NDSU will become the first program to play in the FCS championship game nine times – all in the last 11 seasons. Add in Montana State’s 1984 national title and the two finalists are a combined 9-for-9 in the championship game.


Making his first three career starts during Montana State’s playoff run, freshman quarterback Tommy Mellott has been a revelation, producing 11 touchdowns (six rushing, four passing and one receiving).
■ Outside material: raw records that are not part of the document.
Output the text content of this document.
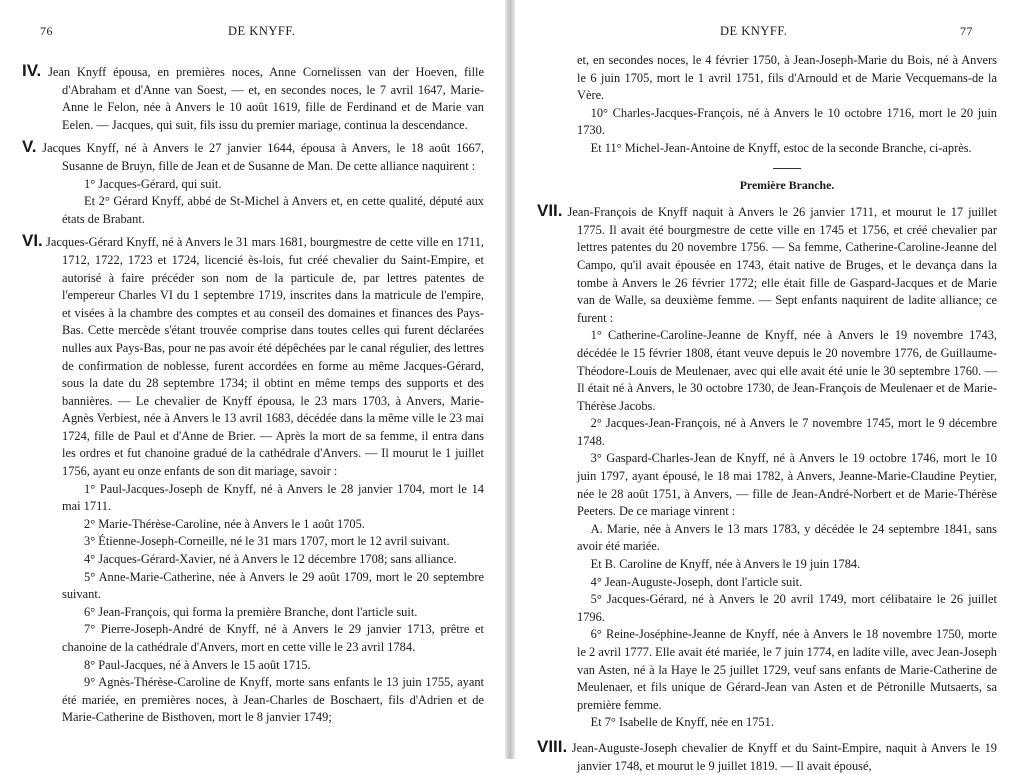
76	DE KNYFF.

IV. Jean Knyff épousa, en premières noces, Anne Cornelissen van der Hoeven, fille d'Abraham et d'Anne van Soest, — et, en secondes noces, le 7 avril 1647, Marie-Anne le Felon, née à Anvers le 10 août 1619, fille de Ferdinand et de Marie van Eelen. — Jacques, qui suit, fils issu du premier mariage, continua la descendance.

V. Jacques Knyff, né à Anvers le 27 janvier 1644, épousa à Anvers, le 18 août 1667, Susanne de Bruyn, fille de Jean et de Susanne de Man. De cette alliance naquirent :

1° Jacques-Gérard, qui suit.

Et 2° Gérard Knyff, abbé de St-Michel à Anvers et, en cette qualité, député aux états de Brabant.

VI. Jacques-Gérard Knyff, né à Anvers le 31 mars 1681, bourgmestre de cette ville en 1711, 1712, 1722, 1723 et 1724, licencié ès-lois, fut créé chevalier du Saint-Empire, et autorisé à faire précéder son nom de la particule de, par lettres patentes de l'empereur Charles VI du 1 septembre 1719, inscrites dans la matricule de l'empire, et visées à la chambre des comptes et au conseil des domaines et finances des Pays-Bas. Cette mercède s'étant trouvée comprise dans toutes celles qui furent déclarées nulles aux Pays-Bas, pour ne pas avoir été dépêchées par le canal régulier, des lettres de confirmation de noblesse, furent accordées en forme au même Jacques-Gérard, sous la date du 28 septembre 1734; il obtint en même temps des supports et des bannières. — Le chevalier de Knyff épousa, le 23 mars 1703, à Anvers, Marie-Agnès Verbiest, née à Anvers le 13 avril 1683, décédée dans la même ville le 23 mai 1724, fille de Paul et d'Anne de Brier. — Après la mort de sa femme, il entra dans les ordres et fut chanoine gradué de la cathédrale d'Anvers. — Il mourut le 1 juillet 1756, ayant eu onze enfants de son dit mariage, savoir :

1° Paul-Jacques-Joseph de Knyff, né à Anvers le 28 janvier 1704, mort le 14 mai 1711.

2° Marie-Thérèse-Caroline, née à Anvers le 1 août 1705.

3° Étienne-Joseph-Corneille, né le 31 mars 1707, mort le 12 avril suivant.

4° Jacques-Gérard-Xavier, né à Anvers le 12 décembre 1708; sans alliance.

5° Anne-Marie-Catherine, née à Anvers le 29 août 1709, mort le 20 septembre suivant.

6° Jean-François, qui forma la première Branche, dont l'article suit.

7° Pierre-Joseph-André de Knyff, né à Anvers le 29 janvier 1713, prêtre et chanoine de la cathédrale d'Anvers, mort en cette ville le 23 avril 1784.

8° Paul-Jacques, né à Anvers le 15 août 1715.

9° Agnès-Thérèse-Caroline de Knyff, morte sans enfants le 13 juin 1755, ayant été mariée, en premières noces, à Jean-Charles de Boschaert, fils d'Adrien et de Marie-Catherine de Bisthoven, mort le 8 janvier 1749;

DE KNYFF.	77

et, en secondes noces, le 4 février 1750, à Jean-Joseph-Marie du Bois, né à Anvers le 6 juin 1705, mort le 1 avril 1751, fils d'Arnould et de Marie Vecquemans-de la Vère.

10° Charles-Jacques-François, né à Anvers le 10 octobre 1716, mort le 20 juin 1730.

Et 11° Michel-Jean-Antoine de Knyff, estoc de la seconde Branche, ci-après.

Première Branche.

VII. Jean-François de Knyff naquit à Anvers le 26 janvier 1711, et mourut le 17 juillet 1775. Il avait été bourgmestre de cette ville en 1745 et 1756, et créé chevalier par lettres patentes du 20 novembre 1756. — Sa femme, Catherine-Caroline-Jeanne del Campo, qu'il avait épousée en 1743, était native de Bruges, et le devança dans la tombe à Anvers le 26 février 1772; elle était fille de Gaspard-Jacques et de Marie van de Walle, sa deuxième femme. — Sept enfants naquirent de ladite alliance; ce furent :

1° Catherine-Caroline-Jeanne de Knyff, née à Anvers le 19 novembre 1743, décédée le 15 février 1808, étant veuve depuis le 20 novembre 1776, de Guillaume-Théodore-Louis de Meulenaer, avec qui elle avait été unie le 30 septembre 1760. — Il était né à Anvers, le 30 octobre 1730, de Jean-François de Meulenaer et de Marie-Thérèse Jacobs.

2° Jacques-Jean-François, né à Anvers le 7 novembre 1745, mort le 9 décembre 1748.

3° Gaspard-Charles-Jean de Knyff, né à Anvers le 19 octobre 1746, mort le 10 juin 1797, ayant épousé, le 18 mai 1782, à Anvers, Jeanne-Marie-Claudine Peytier, née le 28 août 1751, à Anvers, — fille de Jean-André-Norbert et de Marie-Thérèse Peeters. De ce mariage vinrent :

A. Marie, née à Anvers le 13 mars 1783, y décédée le 24 septembre 1841, sans avoir été mariée.

Et B. Caroline de Knyff, née à Anvers le 19 juin 1784.

4° Jean-Auguste-Joseph, dont l'article suit.

5° Jacques-Gérard, né à Anvers le 20 avril 1749, mort célibataire le 26 juillet 1796.

6° Reine-Joséphine-Jeanne de Knyff, née à Anvers le 18 novembre 1750, morte le 2 avril 1777. Elle avait été mariée, le 7 juin 1774, en ladite ville, avec Jean-Joseph van Asten, né à la Haye le 25 juillet 1729, veuf sans enfants de Marie-Catherine de Meulenaer, et fils unique de Gérard-Jean van Asten et de Pétronille Mutsaerts, sa première femme.

Et 7° Isabelle de Knyff, née en 1751.

VIII. Jean-Auguste-Joseph chevalier de Knyff et du Saint-Empire, naquit à Anvers le 19 janvier 1748, et mourut le 9 juillet 1819. — Il avait épousé,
The finalists rank 1 and 2 in the FCS in scoring defense. NDSU opponents are averaging 11.2 points per game, and it’s the lowest of the Bison’s Division I era (since 2004). Eight of the 14 opponents have been held below that average, including two in the playoffs. Montana State ranks second in the FCS in allowing 13.4 ppg. Only two opponents have scored at least 20 points.


Montana State is tied for the second-best turnover margin in the FCS at +15. Included is the second-lowest interception rate (under 1 percent with just three in 306 attempts, and none thrown by Mellott).


No team is more dangerous than NDSU when having extra game preparation. Since 2006, the Bison have won 36 straight games following open weeks in the regular season and postseason (20 home games, eight road games and eight championship games in Frisco).


NDSU’s defense has set a program record with 49 sacks, led by defensive ends Brayden Thomas (nine) and Eli Mostaert (7.5). Montana State isn’t far behind with 42, led by D-ends Daniel Hardy (16) and Amandre Williams (8.5).


Sure, different years and teams, but NDSU has defeated Montana State in each of their last three playoff matchups since 2010 by a combined 136-41, a 95-point spread that includes the Bobcats’ most recent season (42-14 in a 2019 semifinal against coach Matt Entz’s Bison).


Since the beginning of their first FCS championship season in 2011, the Bison are 129-1 when they gain 162 or more rushing yards. They’re 19-11 when below that mark.